Мужчины с ружьями стянулись к ним в дом, а во дворе бросили окровавленную тушу козленка.
Словно в насмешку, именно в эту ночь самка напала на подростка в соседней деревне; он сумел поднять шум и чудом остался жив, деревенские начали стрелять, спугнув зверя.
...С той ночи, когда они с леопардом посмотрели друг другу в глаза, Ананда перестала бояться, но затосковала сама не зная о чем.
Она помнила эту встречу, но ее могло и вовсе не быть - если женщина в этот миг спала на ходу, мало ли что почудится.
Но теперь чуть не каждую ночь ей снился пружинящий под лапами мох, шершавая кора деревьев, на которые она взбиралась одним махом, слышалось мемеканье коз и собачий лай, чуткие ноздри ловили дальний, едва уловимый, но отвратительный запах дыма, и она шла туда, к человечьему жилью, преодолевая неприязнь. Но во сне она никогда не видела мига убийства, все обрывалось на подходе, еще до прыжка.
**
Харрис устал, ему впервые казалась чуждой и эта страна, и ее темные то молчаливые, то чересчур говорливые люди, и влажные запахи цветов и прели, смерти и рождения прямо из мертвого.

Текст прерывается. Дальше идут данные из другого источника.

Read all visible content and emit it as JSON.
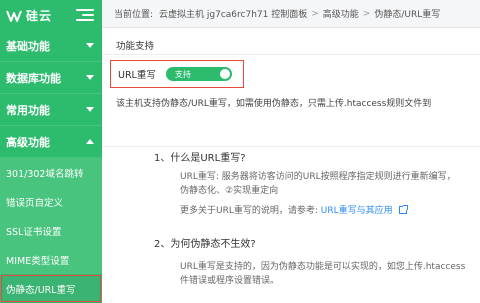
{
  "app": {
    "logo_text": "硅云"
  },
  "sidebar": {
    "items": [
      {
        "label": "基础功能"
      },
      {
        "label": "数据库功能"
      },
      {
        "label": "常用功能"
      },
      {
        "label": "高级功能"
      }
    ],
    "sub_items": [
      {
        "label": "301/302域名跳转"
      },
      {
        "label": "错误页自定义"
      },
      {
        "label": "SSL证书设置"
      },
      {
        "label": "MIME类型设置"
      },
      {
        "label": "伪静态/URL重写"
      }
    ]
  },
  "breadcrumb": {
    "prefix": "当前位置:",
    "items": [
      "云虚拟主机 jg7ca6rc7h71 控制面板",
      "高级功能",
      "伪静态/URL重写"
    ],
    "separator": ">"
  },
  "content": {
    "section_title": "功能支持",
    "feature_label": "URL重写",
    "toggle_label": "支持",
    "support_note": "该主机支持伪静态/URL重写，如需使用伪静态，只需上传.htaccess规则文件到",
    "faq": {
      "q1": "1、什么是URL重写?",
      "a1_line1": "URL重写: 服务器将访客访问的URL按照程序指定规则进行重新编写，",
      "a1_line2": "伪静态化、②实现重定向",
      "more_prefix": "更多关于URL重写的说明，请参考:",
      "more_link": "URL重写与其应用",
      "q2": "2、为何伪静态不生效?",
      "a2_line1": "URL重写是支持的，因为伪静态功能是可以实现的，如您上传.htaccess",
      "a2_line2": "件错误或程序设置错误。"
    }
  },
  "colors": {
    "brand_green": "#2dbb6e",
    "highlight_red": "#e8483b",
    "link_blue": "#2d8cf0"
  }
}
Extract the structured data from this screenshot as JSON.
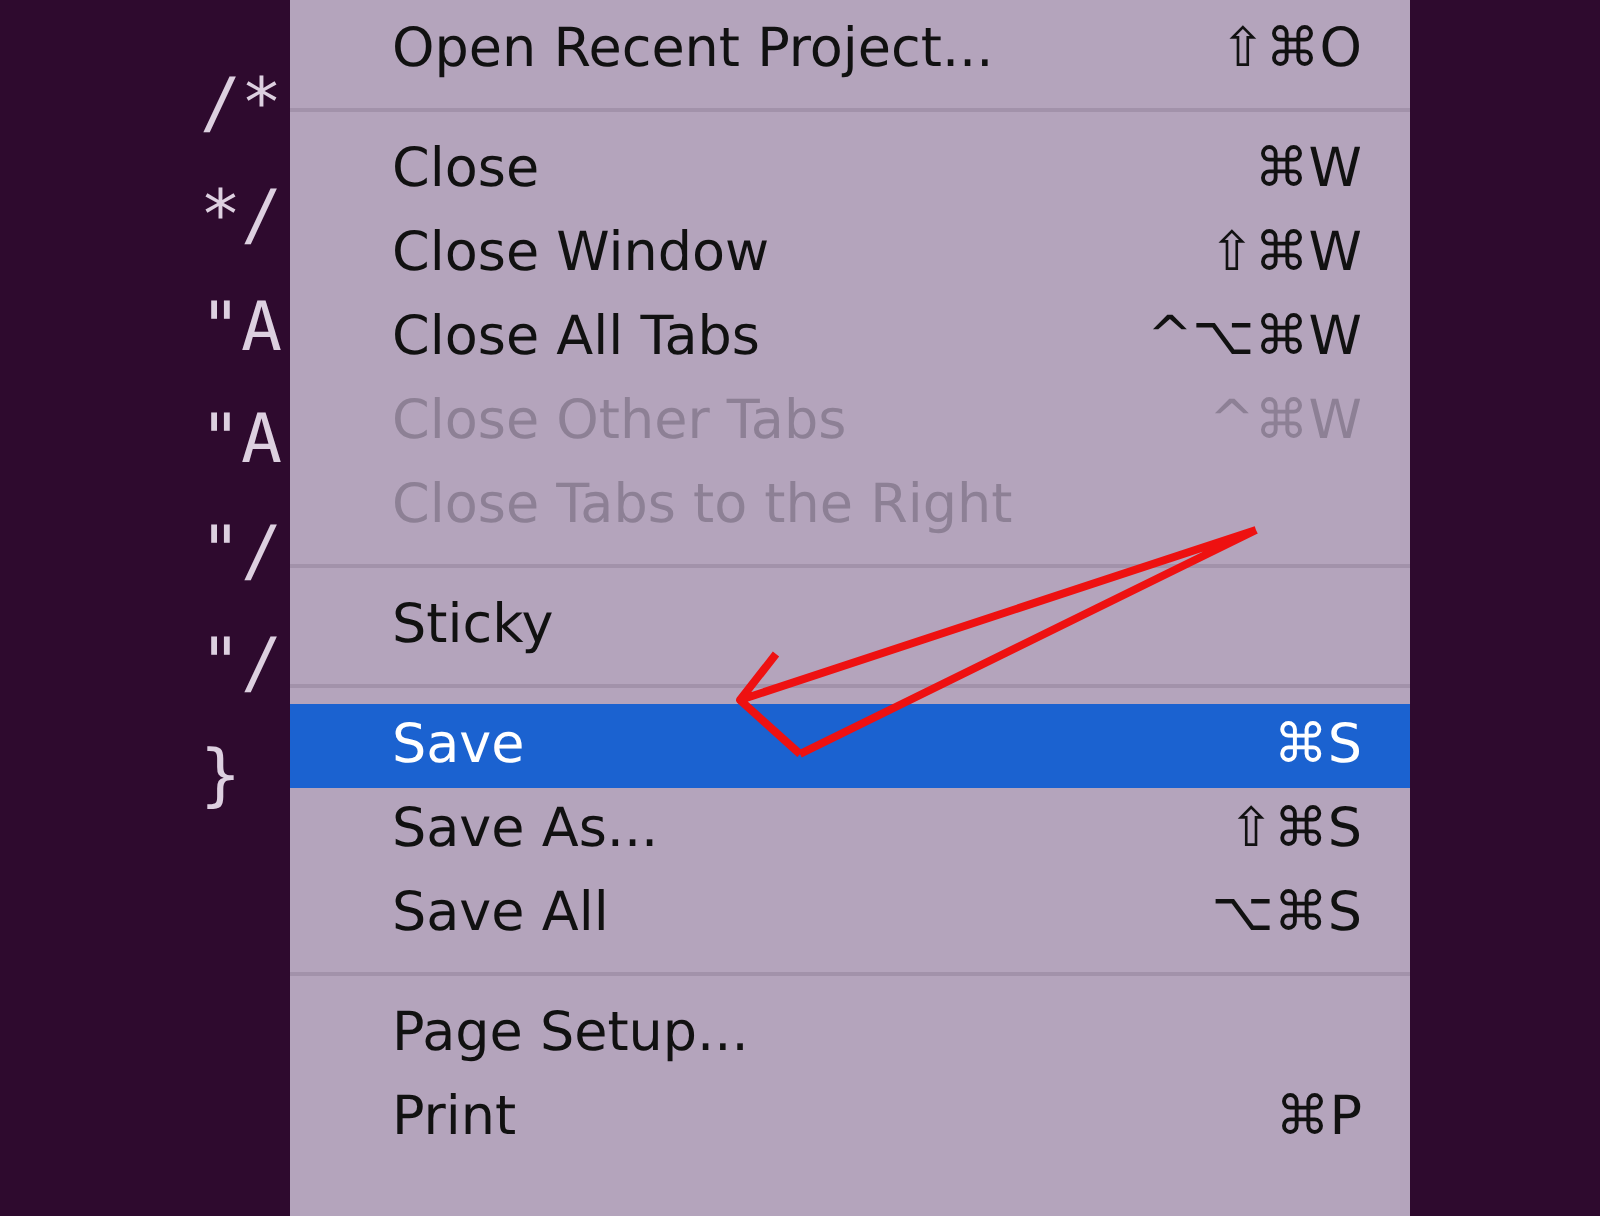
{
  "code_lines": [
    "/*",
    "*/",
    "\"A",
    "\"A",
    "\"/",
    "\"/",
    "}"
  ],
  "menu": {
    "items": [
      {
        "kind": "item",
        "label": "Open Recent Project...",
        "shortcut": "⇧⌘O",
        "disabled": false,
        "selected": false
      },
      {
        "kind": "separator"
      },
      {
        "kind": "item",
        "label": "Close",
        "shortcut": "⌘W",
        "disabled": false,
        "selected": false
      },
      {
        "kind": "item",
        "label": "Close Window",
        "shortcut": "⇧⌘W",
        "disabled": false,
        "selected": false
      },
      {
        "kind": "item",
        "label": "Close All Tabs",
        "shortcut": "^⌥⌘W",
        "disabled": false,
        "selected": false
      },
      {
        "kind": "item",
        "label": "Close Other Tabs",
        "shortcut": "^⌘W",
        "disabled": true,
        "selected": false
      },
      {
        "kind": "item",
        "label": "Close Tabs to the Right",
        "disabled": true,
        "selected": false
      },
      {
        "kind": "separator"
      },
      {
        "kind": "item",
        "label": "Sticky",
        "disabled": false,
        "selected": false
      },
      {
        "kind": "separator"
      },
      {
        "kind": "item",
        "label": "Save",
        "shortcut": "⌘S",
        "disabled": false,
        "selected": true
      },
      {
        "kind": "item",
        "label": "Save As...",
        "shortcut": "⇧⌘S",
        "disabled": false,
        "selected": false
      },
      {
        "kind": "item",
        "label": "Save All",
        "shortcut": "⌥⌘S",
        "disabled": false,
        "selected": false
      },
      {
        "kind": "separator"
      },
      {
        "kind": "item",
        "label": "Page Setup...",
        "disabled": false,
        "selected": false
      },
      {
        "kind": "item",
        "label": "Print",
        "shortcut": "⌘P",
        "disabled": false,
        "selected": false
      }
    ]
  }
}
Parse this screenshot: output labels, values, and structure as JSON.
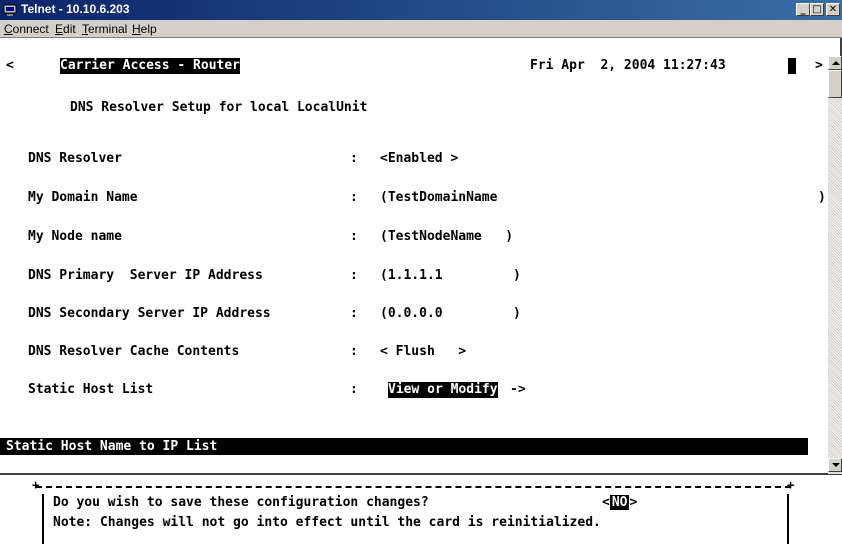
{
  "window": {
    "title": "Telnet - 10.10.6.203",
    "minimize_glyph": "_",
    "maximize_glyph": "□",
    "close_glyph": "✕"
  },
  "menu": {
    "items": [
      {
        "first": "C",
        "rest": "onnect"
      },
      {
        "first": "E",
        "rest": "dit"
      },
      {
        "first": "T",
        "rest": "erminal"
      },
      {
        "first": "H",
        "rest": "elp"
      }
    ]
  },
  "terminal": {
    "left_marker": "<",
    "header_title": "Carrier Access - Router",
    "datetime": "Fri Apr  2, 2004 11:27:43",
    "right_marker": ">",
    "screen_title": "DNS Resolver Setup for local LocalUnit",
    "fields": [
      {
        "label": "DNS Resolver",
        "sep": ":",
        "value": "<Enabled >"
      },
      {
        "label": "My Domain Name",
        "sep": ":",
        "value": "(TestDomainName",
        "tail": ")"
      },
      {
        "label": "My Node name",
        "sep": ":",
        "value": "(TestNodeName   )"
      },
      {
        "label": "DNS Primary  Server IP Address",
        "sep": ":",
        "value": "(1.1.1.1         )"
      },
      {
        "label": "DNS Secondary Server IP Address",
        "sep": ":",
        "value": "(0.0.0.0         )"
      },
      {
        "label": "DNS Resolver Cache Contents",
        "sep": ":",
        "value": "< Flush   >"
      },
      {
        "label": "Static Host List",
        "sep": ":",
        "value": "View or Modify",
        "arrow": "->"
      }
    ],
    "status_line": "Static Host Name to IP List"
  },
  "dialog": {
    "question": "Do you wish to save these configuration changes?",
    "choice_open": "<",
    "choice": "NO",
    "choice_close": ">",
    "note": "Note: Changes will not go into effect until the card is reinitialized.",
    "corner": "+"
  },
  "colors": {
    "titlebar_start": "#0a246a",
    "titlebar_end": "#3a6ea5",
    "terminal_bg": "#ffffff",
    "terminal_fg": "#000000"
  }
}
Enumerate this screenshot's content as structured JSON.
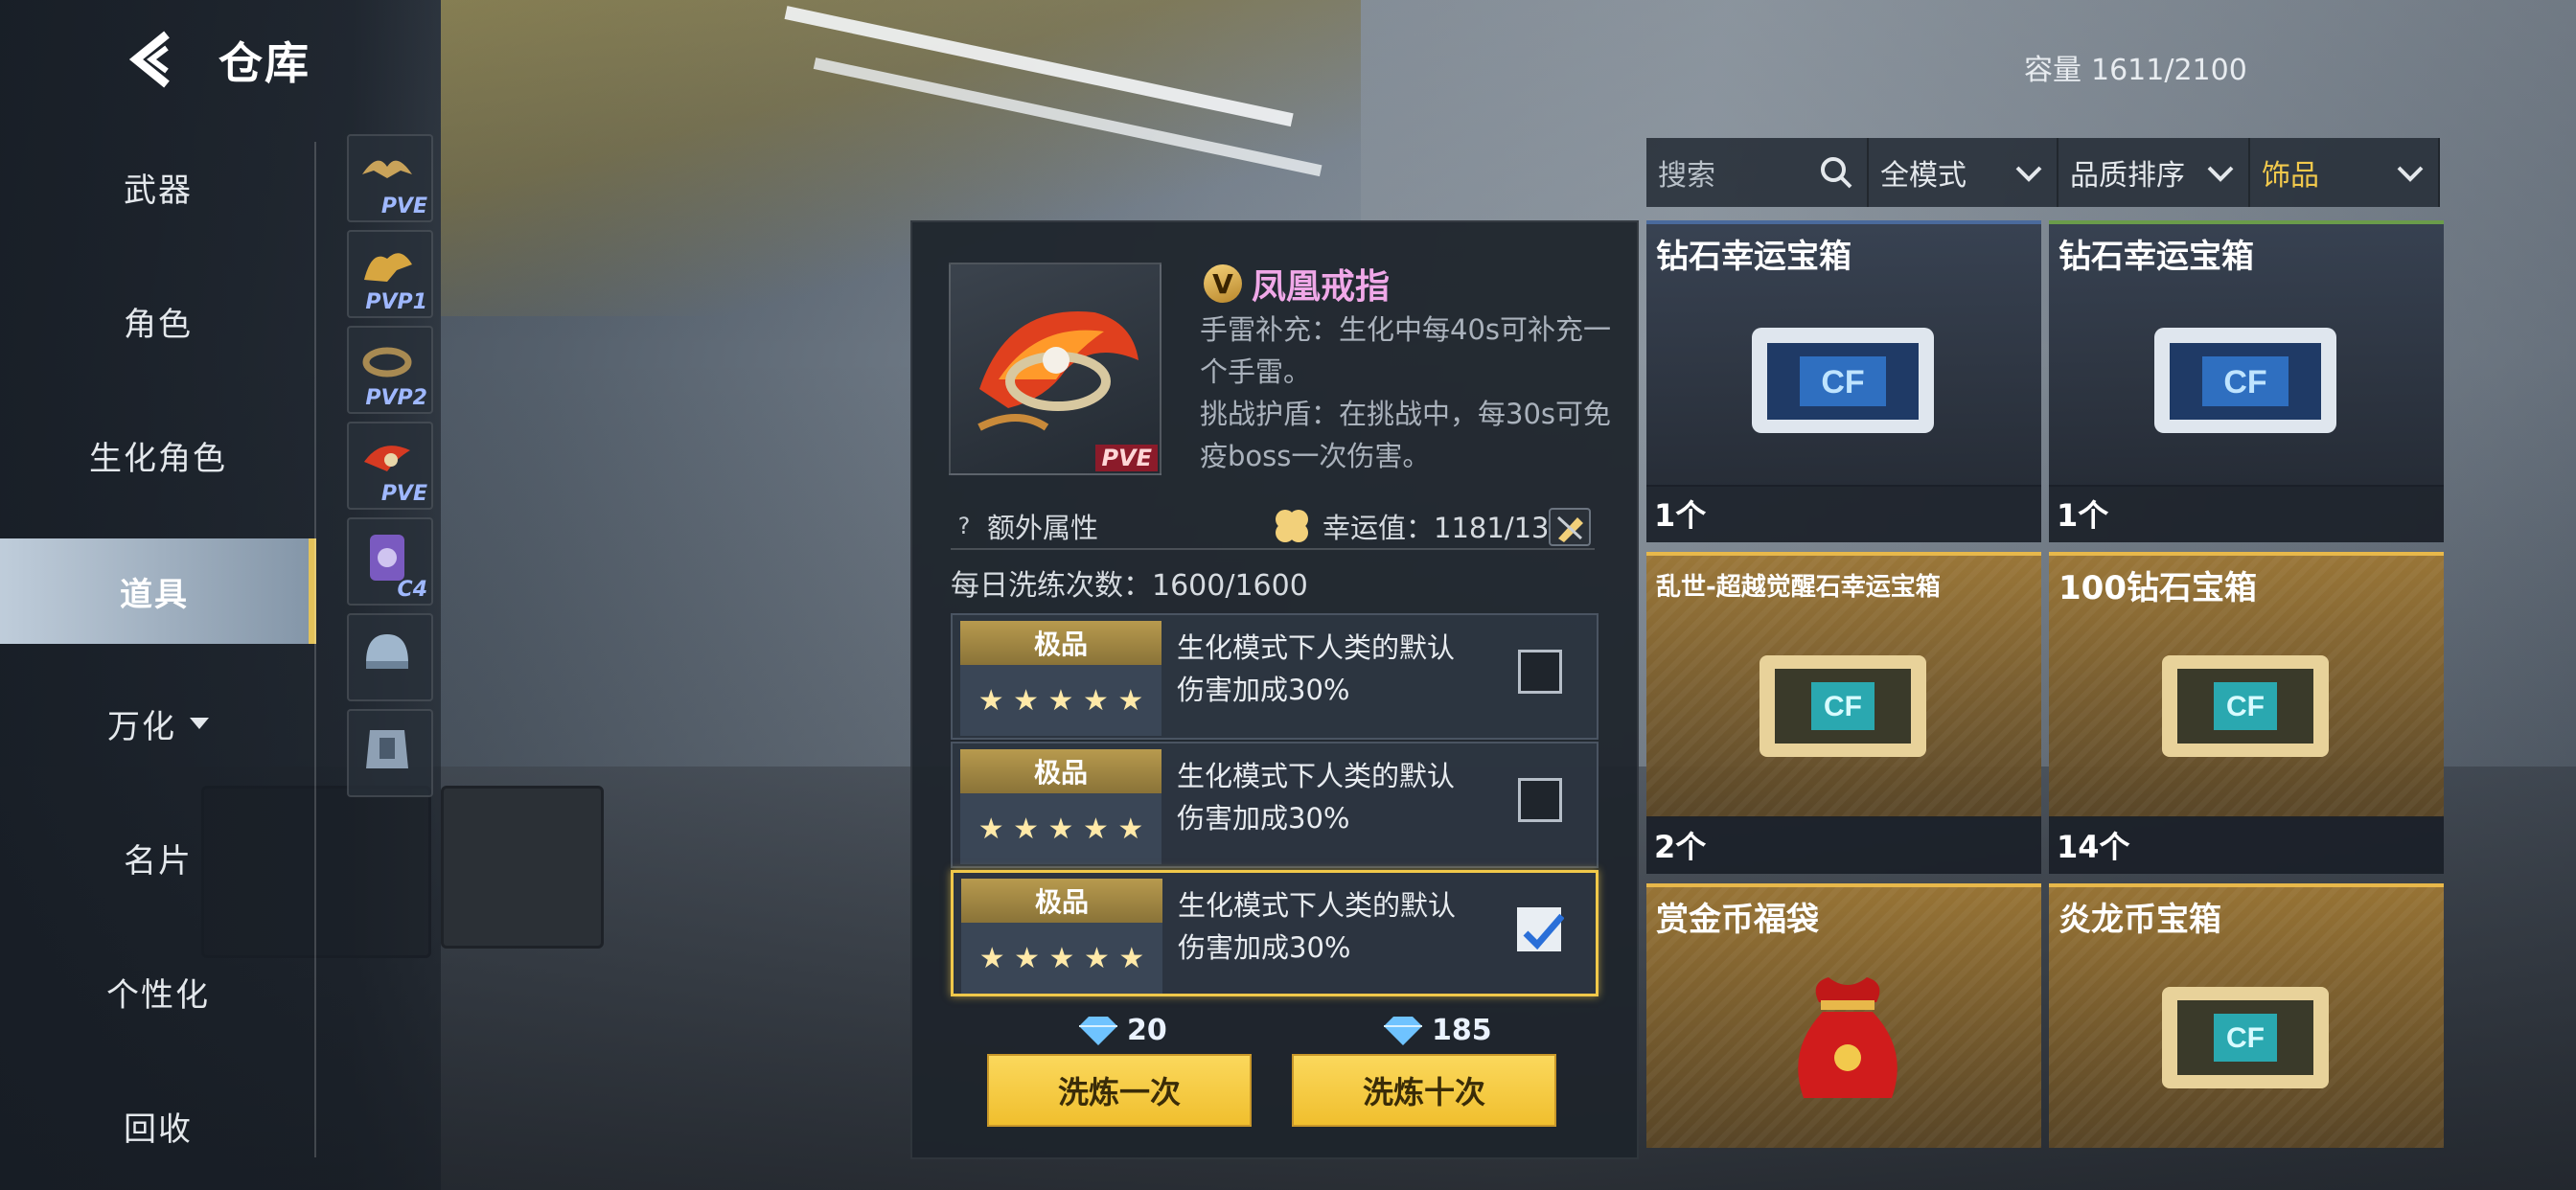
{
  "header": {
    "title": "仓库",
    "capacity_label": "容量",
    "capacity_value": "1611/2100"
  },
  "nav": {
    "items": [
      {
        "label": "武器"
      },
      {
        "label": "角色"
      },
      {
        "label": "生化角色"
      },
      {
        "label": "道具",
        "active": true
      },
      {
        "label": "万化"
      },
      {
        "label": "名片"
      },
      {
        "label": "个性化"
      },
      {
        "label": "回收"
      }
    ]
  },
  "subcategories": [
    {
      "tag": "PVE",
      "icon": "wings-icon"
    },
    {
      "tag": "PVP1",
      "icon": "wings-icon"
    },
    {
      "tag": "PVP2",
      "icon": "bracelet-icon"
    },
    {
      "tag": "PVE",
      "icon": "phoenix-ring-icon"
    },
    {
      "tag": "C4",
      "icon": "c4-icon"
    },
    {
      "tag": "",
      "icon": "helmet-icon"
    },
    {
      "tag": "",
      "icon": "armor-icon"
    }
  ],
  "detail": {
    "thumb_tag": "PVE",
    "name": "凤凰戒指",
    "desc1": "手雷补充：生化中每40s可补充一个手雷。",
    "desc2": "挑战护盾：在挑战中，每30s可免疫boss一次伤害。",
    "extra_attr_label": "额外属性",
    "luck_label": "幸运值：1181/1300",
    "daily_label": "每日洗练次数：1600/1600",
    "options": [
      {
        "grade": "极品",
        "stars": "★ ★ ★ ★ ★",
        "text": "生化模式下人类的默认伤害加成30%",
        "checked": false
      },
      {
        "grade": "极品",
        "stars": "★ ★ ★ ★ ★",
        "text": "生化模式下人类的默认伤害加成30%",
        "checked": false
      },
      {
        "grade": "极品",
        "stars": "★ ★ ★ ★ ★",
        "text": "生化模式下人类的默认伤害加成30%",
        "checked": true
      }
    ],
    "cost_once": "20",
    "cost_ten": "185",
    "btn_once": "洗炼一次",
    "btn_ten": "洗炼十次"
  },
  "filters": {
    "search_placeholder": "搜索",
    "mode": "全模式",
    "sort": "品质排序",
    "category": "饰品"
  },
  "items": [
    {
      "name": "钻石幸运宝箱",
      "count": "1个",
      "icon": "silver-chest-icon"
    },
    {
      "name": "钻石幸运宝箱",
      "count": "1个",
      "icon": "silver-chest-icon"
    },
    {
      "name": "乱世-超越觉醒石幸运宝箱",
      "count": "2个",
      "icon": "gold-chest-icon"
    },
    {
      "name": "100钻石宝箱",
      "count": "14个",
      "icon": "gold-chest-icon"
    },
    {
      "name": "赏金币福袋",
      "icon": "red-lucky-bag-icon"
    },
    {
      "name": "炎龙币宝箱",
      "icon": "gold-chest-icon"
    }
  ],
  "colors": {
    "accent_gold": "#f2c94c",
    "item_name_pink": "#f0a8e8",
    "button_yellow": "#f7cd45"
  }
}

Самка больше не уходила на другой берег, кружила меж деревнями и вокруг него самого.
Все чаще возникало чувство, что она не просто знает и ускользает от охотника, но играет прицельно с ним и рано или поздно эта игра надоест. Возможно, тогда повезет не ему...
Он устроился на сухом дереве, в расщепленном стволе, почти целиком нырнув в дупло.
Прятаться на дереве от леопарда бессмысленно, и опасно, если ты беззащитен; но он беззащитным не был. Дерево стояло у края леса, по другие стороны простирались поля, прорезанные узкой дорогой. Ветер дул в сторону полей, из леса запах охотника не уловишь, и разглядеть Харриса за ветвями было не так-то легко. Сейчас он был в засаде один.
- Ну давай уже, - бормотал бесшумно, оглядывая клубящуюся зелень опушек.
Зелень сперва порыжела, сбрызнутая заходящим солнцем, потом начала сереть, и уставший мозг среагировал на слабеющий свет, задремал на пару-другую мгновений.
Очнувшись, Харрис вскинулся может быть слишком резко: сквозь заросли виднелась пятнистая шкура.
Зверь остановился, словно почуял опасность, хотя ветер относил запах человека в другую сторону. Харрис скорее догадывался, чем видел хищника; по чести сказать, это мог быть совершенно другой леопард, трусливый или опытный, совсем не обязательно та, кого он искал. Но уже его собственное чутье говорило - она здесь, это она.